- Born: Наталя Сумська April 22, 1956 (age 70) Kyiv Oblast, Ukrainian SSR
- Education: Kyiv National I. K. Karpenko-Kary Theatre, Cinema and Television University
- Children: 2
- Parents: Vyacheslav Sumsky (father); Hanna Sumska (mother);
- Relatives: Olha Sumska (sister)
- Awards: People's Artist of Ukraine (2000); Shevchenko National Prize (2008);

= Natalya Sumska =

Ukrainian actress and television host

Natalya Vyacheslavivna Sumska (Наталя В'ячеславівна Сумська; born April 22, 1956) is a Ukrainian theater and film actress and television hostess. She is a recipient of the People's Artist of Ukraine title and the Shevchenko National Prize in 2000 and 2008 respectively.

==Biography==

Sumska was born on April 22, 1956, in the village of Katyuzhanka, Kyiv Oblast. Her father Vyacheslav Sumsky and Hanna Opanasenko-Sumska were both theater actors at the Ivan Franko National Academic Drama Theater who held the titles People's Artist of Ukraine and Merited Artist of Ukraine respectively. She lived in Lviv until the age of 10. She had her first acting role at the age of 6 for a rehearsal of the play Nevilnyk (Невільник) at the Maria Zankovetska Theatre. She graduated from the Kyiv National I. K. Karpenko-Kary Theatre, Cinema and Television University in 1977. Since 1977, she has been an actress at the Ivan Franko National Academic Drama Theater.

In 2000 she became a laureate of the national theater award "Kyiv pectoral" (for her role of Masha in the Chekhov's Three sisters).

Since 2003 simultaneously works for Inter TV Networks. There she led a talk-show Key moment which was discontinued by Inter in 2010.

In 2008, Sumska received Shevchenko National Prize and was named the Kyivan of the Year.

Works in the theater company "Benyuk and Hostikoyev".

He is a member of the Taras Shevchenko National Prize Committee of Ukraine (since December 2016).

===Personal life===
Natalya Sumska has a younger sister named Olha, who is also an actress. She has a daughter named Daryna Mamai-Sumska from her first marriage to cameraman Igor Mamai. She has a son named Viacheslav Khostikoyev.

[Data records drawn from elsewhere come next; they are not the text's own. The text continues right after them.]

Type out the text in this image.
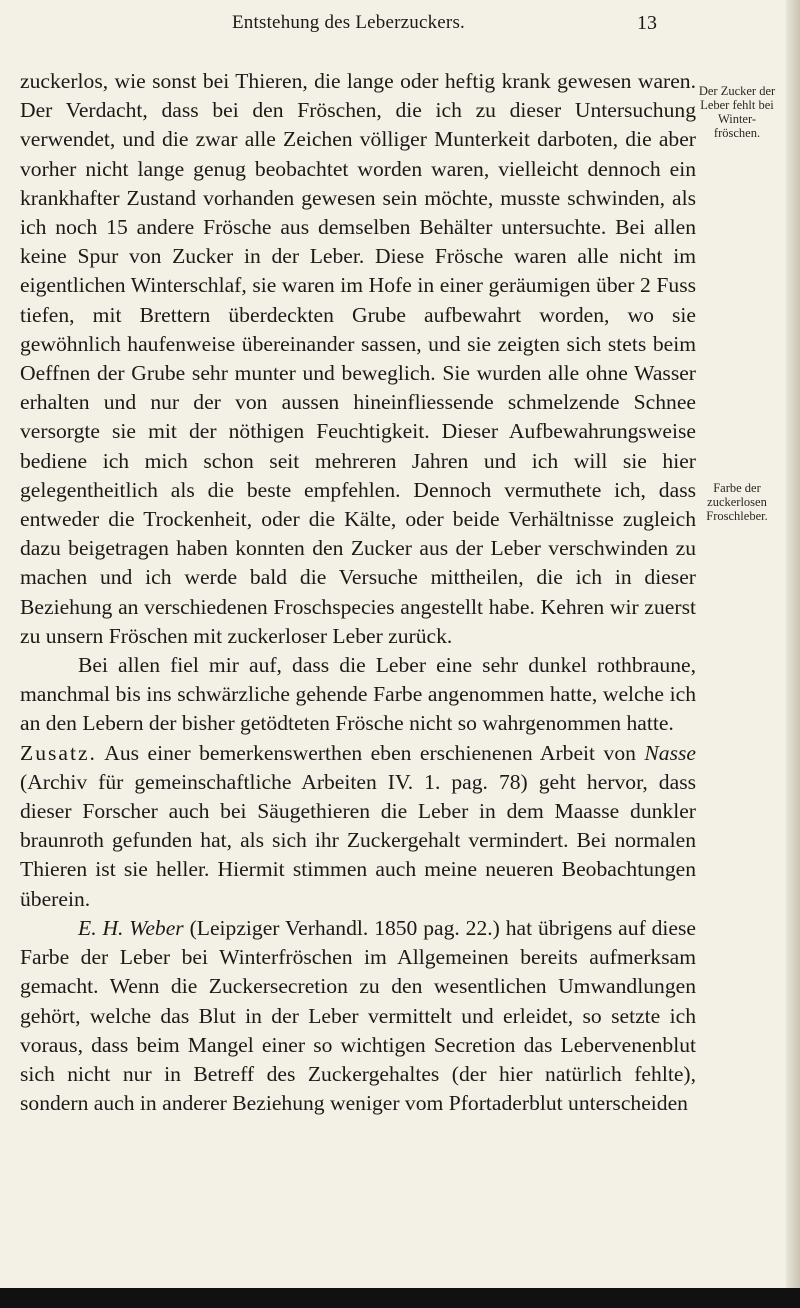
Entstehung des Leberzuckers.	13
Der Zucker der Leber fehlt bei Winter-fröschen.
Farbe der zuckerlosen Froschleber.

zuckerlos, wie sonst bei Thieren, die lange oder heftig krank gewesen waren. Der Verdacht, dass bei den Fröschen, die ich zu dieser Untersuchung verwendet, und die zwar alle Zeichen völliger Munterkeit darboten, die aber vorher nicht lange genug beobachtet worden waren, vielleicht dennoch ein krankhafter Zustand vorhanden gewesen sein möchte, musste schwinden, als ich noch 15 andere Frösche aus demselben Behälter untersuchte. Bei allen keine Spur von Zucker in der Leber. Diese Frösche waren alle nicht im eigentlichen Winterschlaf, sie waren im Hofe in einer geräumigen über 2 Fuss tiefen, mit Brettern überdeckten Grube aufbewahrt worden, wo sie gewöhnlich haufenweise übereinander sassen, und sie zeigten sich stets beim Oeffnen der Grube sehr munter und beweglich. Sie wurden alle ohne Wasser erhalten und nur der von aussen hineinfliessende schmelzende Schnee versorgte sie mit der nöthigen Feuchtigkeit. Dieser Aufbewahrungsweise bediene ich mich schon seit mehreren Jahren und ich will sie hier gelegentheitlich als die beste empfehlen. Dennoch vermuthete ich, dass entweder die Trockenheit, oder die Kälte, oder beide Verhältnisse zugleich dazu beigetragen haben konnten den Zucker aus der Leber verschwinden zu machen und ich werde bald die Versuche mittheilen, die ich in dieser Beziehung an verschiedenen Froschspecies angestellt habe. Kehren wir zuerst zu unsern Fröschen mit zuckerloser Leber zurück.

Bei allen fiel mir auf, dass die Leber eine sehr dunkel rothbraune, manchmal bis ins schwärzliche gehende Farbe angenommen hatte, welche ich an den Lebern der bisher getödteten Frösche nicht so wahrgenommen hatte.

Zusatz. Aus einer bemerkenswerthen eben erschienenen Arbeit von Nasse (Archiv für gemeinschaftliche Arbeiten IV. 1. pag. 78) geht hervor, dass dieser Forscher auch bei Säugethieren die Leber in dem Maasse dunkler braunroth gefunden hat, als sich ihr Zuckergehalt vermindert. Bei normalen Thieren ist sie heller. Hiermit stimmen auch meine neueren Beobachtungen überein.

E. H. Weber (Leipziger Verhandl. 1850 pag. 22.) hat übrigens auf diese Farbe der Leber bei Winterfröschen im Allgemeinen bereits aufmerksam gemacht. Wenn die Zuckersecretion zu den wesentlichen Umwandlungen gehört, welche das Blut in der Leber vermittelt und erleidet, so setzte ich voraus, dass beim Mangel einer so wichtigen Secretion das Lebervenenblut sich nicht nur in Betreff des Zuckergehaltes (der hier natürlich fehlte), sondern auch in anderer Beziehung weniger vom Pfortaderblut unterscheiden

Natalya Sumska is married to theater actor Anatolii Khostikoiiev with whom she acts on stage.

== Credits ==

=== Plays ===
- Eneyida (Kotliarevsky) as Didona
- Vassa Zhelieznova (Gorky) as Liudmila
- White Crow (Rybchynsky) as Joan D'Arc
- Blez (Manye) as Mari
- Senior from higher world as Fiorella and Matilda
- Kin IV as Anna
- Pygmalion as Eliza Doolittle

=== Movies ===
- Karmeliuk as Maria
- Natalka Poltavka as Natalka
- The Mountains are Smoking as Marichka
- For home fire as Yulia Shablynska
- Dudaryks as Khrystyna
- State Border as Maria

== Awards and honors ==
In 2000, Sumska earned the title of People's Artist of Ukraine. In 2008, she earned the Shevchenko National Prize for her role in the play Of Mice and Men. She earned a total of three Kyiv Pectoral awards from the years 2000, 2011 and 2015. She earned the 2011 Kyiv Pectoral award for Best Actress for her role in the play Zorda the Greek. In 2020, she earned a Golden Dzyga award for Best Supporting Actress for her role as fortune-teller Yavdokha in the play Chornyi Voron (Чорний ворон). In 2016 and 2020, she earned the Order of Merit of the third and second class respectively.